Proportion of life spent without chronic diseases between the ages of 50 and 75 by co-occurrence of behaviour-related risk factors by study cohort. a) Men, b) Women.

Healthy LE between the ages of 50 and 75 across cohorts was 20.3 and 20.7 years in men and women with no risk factors, and 12.7 and 13.4 years in those with two or more risk factors, a difference of 7.6 and 7.2 years, respectively. The corresponding differences among men and women with any single risk factor vs none were on average 3.5 years and 3.0 years for smoking, 4.7 and 4.3 years for physical inactivity and 4.2 and 4.1 years for obesity, respectively. Results regarding individual behaviour-related risk factors by cohort are shown in the online supplement (Supplementary Data, available as Supplementary Data at IJE online).

For men and women respectively, across cohorts, chronic disease-free LE between the ages of 50 to 75 with no risk factors was on average 15.1 years and 16.1 years, and for two or more risk factors 9.4 years and 10.9 years, a difference of 5.7 years and 5.2 years, respectively. The corresponding differences among men and women with any single risk factor vs none were for smoking on average 2.2 years and 2.3 years, for physical inactivity 2.6 and 2.2 years and for obesity 4.6 and 4.5 years, respectively (Supplementary Data, available as Supplementary Data at IJE online).
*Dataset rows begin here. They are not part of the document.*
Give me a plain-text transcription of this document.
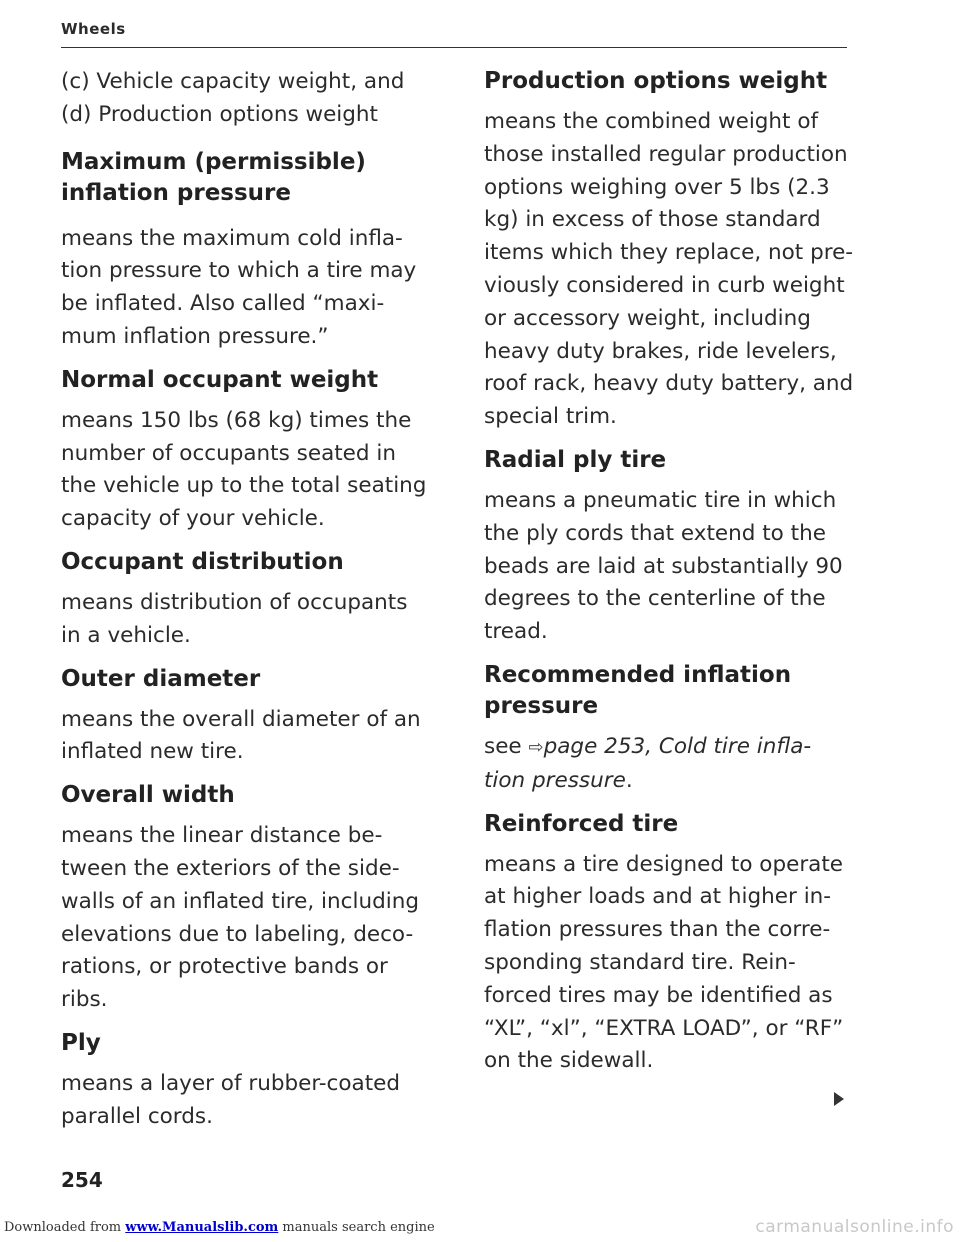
Wheels
(c) Vehicle capacity weight, and
(d) Production options weight
Maximum (permissible)
inflation pressure
means the maximum cold infla-
tion pressure to which a tire may
be inflated. Also called “maxi-
mum inflation pressure.”
Normal occupant weight
means 150 lbs (68 kg) times the
number of occupants seated in
the vehicle up to the total seating
capacity of your vehicle.
Occupant distribution
means distribution of occupants
in a vehicle.
Outer diameter
means the overall diameter of an
inflated new tire.
Overall width
means the linear distance be-
tween the exteriors of the side-
walls of an inflated tire, including
elevations due to labeling, deco-
rations, or protective bands or
ribs.
Ply
means a layer of rubber-coated
parallel cords.
Production options weight
means the combined weight of
those installed regular production
options weighing over 5 lbs (2.3
kg) in excess of those standard
items which they replace, not pre-
viously considered in curb weight
or accessory weight, including
heavy duty brakes, ride levelers,
roof rack, heavy duty battery, and
special trim.
Radial ply tire
means a pneumatic tire in which
the ply cords that extend to the
beads are laid at substantially 90
degrees to the centerline of the
tread.
Recommended inflation
pressure
see ⇨page 253, Cold tire infla-
tion pressure.
Reinforced tire
means a tire designed to operate
at higher loads and at higher in-
flation pressures than the corre-
sponding standard tire. Rein-
forced tires may be identified as
“XL”, “xl”, “EXTRA LOAD”, or “RF”
on the sidewall.
254
Downloaded from www.Manualslib.com manuals search engine	carmanualsonline.info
In multinomial logistic models, inclusion of interaction terms between sex and the combined behaviour-related risk factors did not significantly improve model fit. In general, this was also the case when interaction terms were added to the models for each individual risk factor. The only exceptions for this were: smoking in FPS and GAZEL where the increased risk of remaining unhealthy or transition to death was more marked in male smokers than female smokers; for physical inactivity and self-rated health in FPS where the increased risk of transition from good to poor health was slightly higher for inactive men than for inactive women; and for obesity and self-rated health in GAZEL where obese women were slightly less likely to recover from poor health than obese men.
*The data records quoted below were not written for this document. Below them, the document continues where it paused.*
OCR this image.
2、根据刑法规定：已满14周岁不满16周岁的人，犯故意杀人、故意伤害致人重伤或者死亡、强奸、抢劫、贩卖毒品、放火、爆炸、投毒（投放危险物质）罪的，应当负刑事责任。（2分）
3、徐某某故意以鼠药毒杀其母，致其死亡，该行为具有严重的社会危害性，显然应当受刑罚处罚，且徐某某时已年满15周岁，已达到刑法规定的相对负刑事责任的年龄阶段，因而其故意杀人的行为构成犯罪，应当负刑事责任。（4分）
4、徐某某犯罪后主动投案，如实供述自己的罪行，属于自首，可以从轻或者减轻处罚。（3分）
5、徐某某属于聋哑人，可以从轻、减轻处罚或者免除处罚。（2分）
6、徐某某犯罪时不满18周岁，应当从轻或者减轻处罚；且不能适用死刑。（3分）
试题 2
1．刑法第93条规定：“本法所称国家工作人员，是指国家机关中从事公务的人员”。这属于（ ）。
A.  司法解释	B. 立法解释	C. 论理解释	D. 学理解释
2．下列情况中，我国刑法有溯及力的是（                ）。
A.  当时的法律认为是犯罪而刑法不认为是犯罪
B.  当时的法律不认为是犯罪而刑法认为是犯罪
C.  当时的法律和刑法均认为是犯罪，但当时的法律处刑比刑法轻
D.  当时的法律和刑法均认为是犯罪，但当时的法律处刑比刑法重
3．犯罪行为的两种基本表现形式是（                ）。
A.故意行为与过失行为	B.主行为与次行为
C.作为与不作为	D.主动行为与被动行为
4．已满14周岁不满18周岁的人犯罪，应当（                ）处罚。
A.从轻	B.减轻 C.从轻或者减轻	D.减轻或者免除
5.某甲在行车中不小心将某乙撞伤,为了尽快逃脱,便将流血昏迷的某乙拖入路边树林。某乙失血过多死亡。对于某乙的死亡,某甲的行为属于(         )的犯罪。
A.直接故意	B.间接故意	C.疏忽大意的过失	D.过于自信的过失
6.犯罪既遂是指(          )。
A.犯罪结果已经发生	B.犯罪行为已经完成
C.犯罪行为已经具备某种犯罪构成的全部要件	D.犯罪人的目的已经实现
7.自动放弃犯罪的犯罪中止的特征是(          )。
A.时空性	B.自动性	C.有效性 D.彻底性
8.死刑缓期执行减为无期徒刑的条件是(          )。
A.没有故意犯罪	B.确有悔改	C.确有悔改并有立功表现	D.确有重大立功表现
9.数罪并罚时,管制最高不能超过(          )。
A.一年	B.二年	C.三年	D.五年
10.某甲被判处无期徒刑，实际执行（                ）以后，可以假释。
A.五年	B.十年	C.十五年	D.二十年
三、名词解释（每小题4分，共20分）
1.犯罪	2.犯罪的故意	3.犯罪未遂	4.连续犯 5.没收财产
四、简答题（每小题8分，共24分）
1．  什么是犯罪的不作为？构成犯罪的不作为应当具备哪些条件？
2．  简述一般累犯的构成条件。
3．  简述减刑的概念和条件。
Since chronic diseases were very common at the first observation point (Table 1), the analyses were repeated using modified disease outcome which divided the partial LE into LE with 0 and 1 chronic disease, and LE with two or more chronic diseases (Supplementary Data, available as Supplementary Data at IJE online). As expected, participants lived longer with 0–1 disease than with 0 disease, but the difference in proportions of ‘healthy life’ between two or more behaviour-related risk factors and with no risk factors was comparable between ‘years with 0–1 disease’ and ‘years without disease’.

Discussion

This multi-cohort study showed differences in healthy and chronic disease-free LEs according to individual and co-occurring behaviour-related risk factors in men and women as well as across cohorts from England, Finland, France and Sweden. Compared with men and women with at least two of the smoking, physical inactivity and obesity risk factors, people with no risk factors could expect to live on average 8t years longer in good health and 6 years longer free of chronic diseases between the ages of 50 and 75 years. The reduction in healthy and chronic disease-free LE was greater for those with multiple behaviour-related risk factors than those with a single risk factor, a finding observed in all four cohorts.
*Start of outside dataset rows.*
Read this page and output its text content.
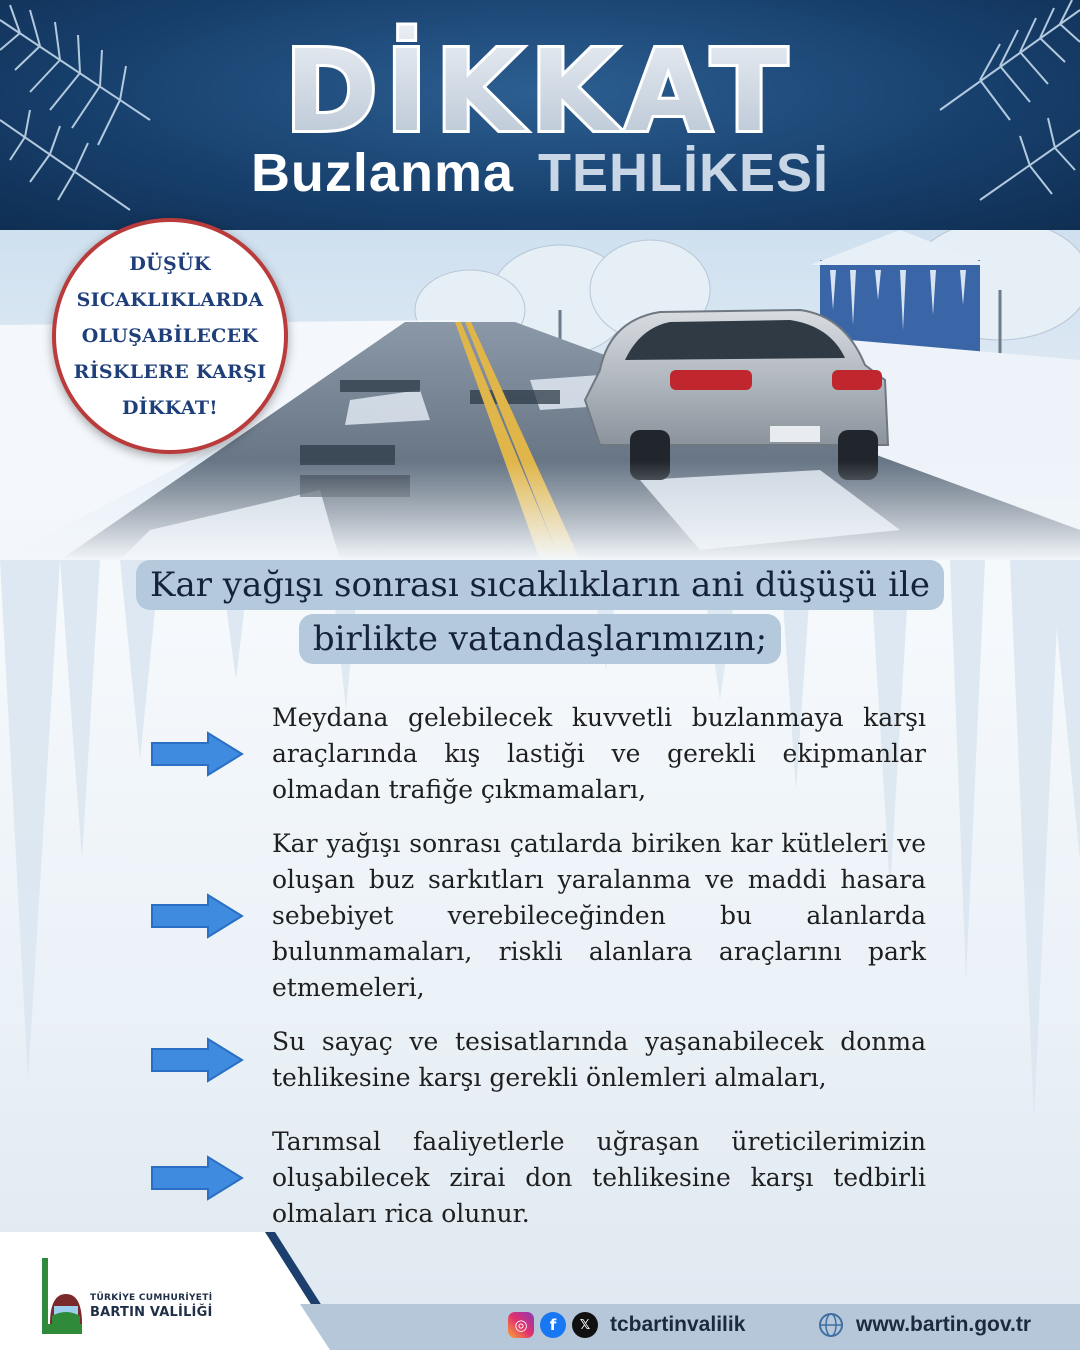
DİKKAT
Buzlanma TEHLİKESİ
DÜŞÜK
SICAKLIKLARDA
OLUŞABİLECEK
RİSKLERE KARŞI
DİKKAT!
Kar yağışı sonrası sıcaklıkların ani düşüşü ile
birlikte vatandaşlarımızın;
Meydana gelebilecek kuvvetli buzlanmaya karşı araçlarında kış lastiği ve gerekli ekipmanlar olmadan trafiğe çıkmamaları,
Kar yağışı sonrası çatılarda biriken kar kütleleri ve oluşan buz sarkıtları yaralanma ve maddi hasara sebebiyet verebileceğinden bu alanlarda bulunmamaları, riskli alanlara araçlarını park etmemeleri,
Su sayaç ve tesisatlarında yaşanabilecek donma tehlikesine karşı gerekli önlemleri almaları,
Tarımsal faaliyetlerle uğraşan üreticilerimizin oluşabilecek zirai don tehlikesine karşı tedbirli olmaları rica olunur.
TÜRKİYE CUMHURİYETİ
BARTIN VALİLİĞİ
◎	f	𝕏 tcbartinvalilik	www.bartin.gov.tr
To our knowledge this is the first study to provide healthy LE and chronic disease-free LE estimates according to multiple behaviour-related risk factors across several European countries using longitudinal data. At least two previous studies have examined the association of multiple behaviour-related risk factors with quality-adjusted life years and cognitive impairment-free life expectancy. In addition, one study examined the relation of obesity and smoking to LE and disability-free LE by using data from nine countries participating in the European Community Household Panel, although only results pooled across countries were reported. Thus, our multi-cohort study adds to the field by examining the effects of multiple behaviour-related risk factors on healthy and chronic disease-free LE in several cohorts simultaneously and showing that the findings are relatively consistent across different study populations in Europe.

The associations of multiple behaviour-related risk factors were more prominent with healthy LE and chronic disease-free LE than with LE. One explanation for this finding is ‘right censoring’, as we estimated only partial LE between ages 50 to 75. At that age, mortality is rare even among people who already developed symptoms and diseases and therefore further research is needed to examine whether differences in LE would become more pronounced with longer follow-ups.

Among the individual behaviour-related risk factors, physical inactivity was most prevalent in three of the four cohorts and was associated with the greatest reductionin healthy LE. This is a notable finding, given that we used relatively crude, dichotomized measurement due to heterogeneity in the physical activity measure between cohorts. In the ELSA and FPS, more detailed information about physical activity intensity and frequency was available, allowing us to define the cut-point for physical inactivity that was consistent with the current physical activity recommendations. Nevertheless, future studies are needed to examine the intensity and volume of physical activity in relation to healthy LE and chronic disease-free LE.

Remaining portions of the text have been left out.